Small tortoise shell is one of the first butterflies we see each spring . It is Denmark's National butterfly, and it is wellknown and common all over the country. The frequency  changes from year to year dependent on migrations.

Small tortoiseshell, Underside
















Small tortoiseshell (wing span 46-53 mm)  is easy to recognize with its clear colours and the white spot on the front wing. The variation is modest, but the three black spots on the front wing might be small or miss completely in very rare cases. Some rare specimen have white-yellowish colours instead of the usual clear brick red. The flying period is from last June until October in one or two generations and again in March-June after overwintering.Its habitat is everywhere, where nettle grows, especially at buildings - and the larvae's fodder-plant is nettle. (Urtica).
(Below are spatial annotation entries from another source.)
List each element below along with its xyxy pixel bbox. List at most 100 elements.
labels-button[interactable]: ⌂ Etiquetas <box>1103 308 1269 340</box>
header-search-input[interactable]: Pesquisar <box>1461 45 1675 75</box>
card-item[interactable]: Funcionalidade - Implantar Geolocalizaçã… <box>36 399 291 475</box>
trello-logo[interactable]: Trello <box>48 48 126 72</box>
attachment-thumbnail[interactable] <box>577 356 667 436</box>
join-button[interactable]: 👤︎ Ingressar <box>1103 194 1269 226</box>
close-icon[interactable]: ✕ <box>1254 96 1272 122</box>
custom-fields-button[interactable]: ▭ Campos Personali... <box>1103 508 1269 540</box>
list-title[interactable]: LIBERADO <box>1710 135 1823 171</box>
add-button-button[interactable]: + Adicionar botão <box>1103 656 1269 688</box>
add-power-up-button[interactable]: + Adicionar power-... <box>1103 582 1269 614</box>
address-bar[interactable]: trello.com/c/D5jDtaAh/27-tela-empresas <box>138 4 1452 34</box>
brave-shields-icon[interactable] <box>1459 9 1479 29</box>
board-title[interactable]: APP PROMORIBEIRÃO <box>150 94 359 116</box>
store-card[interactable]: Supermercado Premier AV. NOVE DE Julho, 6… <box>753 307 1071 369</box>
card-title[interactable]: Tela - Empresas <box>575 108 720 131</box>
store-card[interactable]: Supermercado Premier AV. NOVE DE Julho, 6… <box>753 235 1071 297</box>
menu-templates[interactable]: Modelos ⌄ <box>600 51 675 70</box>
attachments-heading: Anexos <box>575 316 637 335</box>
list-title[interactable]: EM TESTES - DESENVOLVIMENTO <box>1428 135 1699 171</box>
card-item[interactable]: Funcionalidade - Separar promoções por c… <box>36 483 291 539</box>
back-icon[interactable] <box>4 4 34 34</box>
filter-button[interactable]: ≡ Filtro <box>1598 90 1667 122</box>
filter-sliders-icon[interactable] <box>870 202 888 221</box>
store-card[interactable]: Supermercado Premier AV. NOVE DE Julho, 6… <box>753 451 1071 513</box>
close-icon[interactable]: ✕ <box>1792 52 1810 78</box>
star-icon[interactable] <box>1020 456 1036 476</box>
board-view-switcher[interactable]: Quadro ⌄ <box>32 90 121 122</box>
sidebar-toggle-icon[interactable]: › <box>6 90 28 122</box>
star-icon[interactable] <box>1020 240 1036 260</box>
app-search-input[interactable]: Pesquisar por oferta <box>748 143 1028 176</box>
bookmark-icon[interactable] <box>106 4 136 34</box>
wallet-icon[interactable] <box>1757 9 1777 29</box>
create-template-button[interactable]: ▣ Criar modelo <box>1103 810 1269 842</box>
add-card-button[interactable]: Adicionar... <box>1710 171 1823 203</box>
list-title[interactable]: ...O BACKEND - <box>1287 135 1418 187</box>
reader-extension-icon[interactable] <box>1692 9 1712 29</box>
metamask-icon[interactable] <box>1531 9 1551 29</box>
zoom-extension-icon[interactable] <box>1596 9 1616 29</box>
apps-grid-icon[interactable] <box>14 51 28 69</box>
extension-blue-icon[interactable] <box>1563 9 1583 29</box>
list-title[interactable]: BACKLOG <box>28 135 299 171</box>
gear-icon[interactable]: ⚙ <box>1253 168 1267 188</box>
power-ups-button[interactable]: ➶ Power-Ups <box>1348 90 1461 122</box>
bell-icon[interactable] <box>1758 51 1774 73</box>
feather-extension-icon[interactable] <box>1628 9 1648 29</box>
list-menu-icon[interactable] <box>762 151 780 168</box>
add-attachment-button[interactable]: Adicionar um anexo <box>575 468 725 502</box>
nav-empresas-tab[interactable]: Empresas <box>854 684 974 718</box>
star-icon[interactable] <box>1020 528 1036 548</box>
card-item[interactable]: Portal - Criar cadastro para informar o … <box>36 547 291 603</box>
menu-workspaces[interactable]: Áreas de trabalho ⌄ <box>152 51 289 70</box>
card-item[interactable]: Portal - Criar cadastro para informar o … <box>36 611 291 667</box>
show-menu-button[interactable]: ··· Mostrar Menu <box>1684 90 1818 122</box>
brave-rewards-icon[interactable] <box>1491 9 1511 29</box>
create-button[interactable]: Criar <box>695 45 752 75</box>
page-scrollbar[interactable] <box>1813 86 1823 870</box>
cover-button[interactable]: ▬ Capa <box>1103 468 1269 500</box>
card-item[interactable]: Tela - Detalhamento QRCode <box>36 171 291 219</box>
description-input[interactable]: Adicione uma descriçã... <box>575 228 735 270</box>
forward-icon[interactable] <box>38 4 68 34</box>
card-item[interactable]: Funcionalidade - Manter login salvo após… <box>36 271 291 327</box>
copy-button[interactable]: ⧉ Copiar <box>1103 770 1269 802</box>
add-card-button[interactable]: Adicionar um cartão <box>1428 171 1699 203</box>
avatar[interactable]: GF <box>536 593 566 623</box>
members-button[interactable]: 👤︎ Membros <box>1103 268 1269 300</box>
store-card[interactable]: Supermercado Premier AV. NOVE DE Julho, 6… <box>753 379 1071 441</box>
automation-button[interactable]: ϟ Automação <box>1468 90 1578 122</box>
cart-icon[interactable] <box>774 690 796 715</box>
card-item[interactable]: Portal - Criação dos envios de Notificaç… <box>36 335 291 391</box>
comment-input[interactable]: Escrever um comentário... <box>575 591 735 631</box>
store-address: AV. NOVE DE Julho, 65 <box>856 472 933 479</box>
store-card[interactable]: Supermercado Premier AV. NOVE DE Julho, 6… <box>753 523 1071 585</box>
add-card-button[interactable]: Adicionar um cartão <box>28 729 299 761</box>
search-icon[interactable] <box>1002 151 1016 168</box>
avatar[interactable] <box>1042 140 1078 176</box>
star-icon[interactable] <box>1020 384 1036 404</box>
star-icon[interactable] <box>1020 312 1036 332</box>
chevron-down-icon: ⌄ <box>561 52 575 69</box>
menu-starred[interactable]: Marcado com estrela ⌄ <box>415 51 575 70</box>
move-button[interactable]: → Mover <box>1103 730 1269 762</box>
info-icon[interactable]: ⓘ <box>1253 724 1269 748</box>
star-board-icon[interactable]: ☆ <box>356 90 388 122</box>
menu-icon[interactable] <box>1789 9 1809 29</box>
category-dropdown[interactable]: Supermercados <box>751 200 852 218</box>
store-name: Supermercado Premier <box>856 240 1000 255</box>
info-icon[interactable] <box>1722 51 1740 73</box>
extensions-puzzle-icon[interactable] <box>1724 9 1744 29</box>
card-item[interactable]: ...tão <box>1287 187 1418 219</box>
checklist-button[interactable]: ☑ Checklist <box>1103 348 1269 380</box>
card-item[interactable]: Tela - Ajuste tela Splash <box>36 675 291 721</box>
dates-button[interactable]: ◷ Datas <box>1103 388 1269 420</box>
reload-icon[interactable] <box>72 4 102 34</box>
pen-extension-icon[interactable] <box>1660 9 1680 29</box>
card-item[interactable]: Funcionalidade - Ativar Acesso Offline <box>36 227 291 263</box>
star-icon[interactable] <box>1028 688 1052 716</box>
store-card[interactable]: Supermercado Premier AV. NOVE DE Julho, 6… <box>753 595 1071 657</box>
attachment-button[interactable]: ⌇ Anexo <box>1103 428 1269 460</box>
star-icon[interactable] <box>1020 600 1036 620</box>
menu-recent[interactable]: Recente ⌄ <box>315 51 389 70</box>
Small tortoiseshell and a bumble bee
The butterfly roams about and is seen everywhere. It overwinters as a grown-up butterfly in hollow trees, caves, cellars and not at least in un-heated rooms in houses. The flight is quick and whirring, and the  mating couple are often seen flying close together high up in a spirale flight. The males are territorial, since thy from their resting places fly up against all disturbing insects or other passing animals. Both sexes seek to various flowers, not at least to Hemp agrimony, Thistle and Field scabious or to Asters, Buddleias and flowering herbs in gardens. The tortoiseshell is also attracted to fermenting windfalls.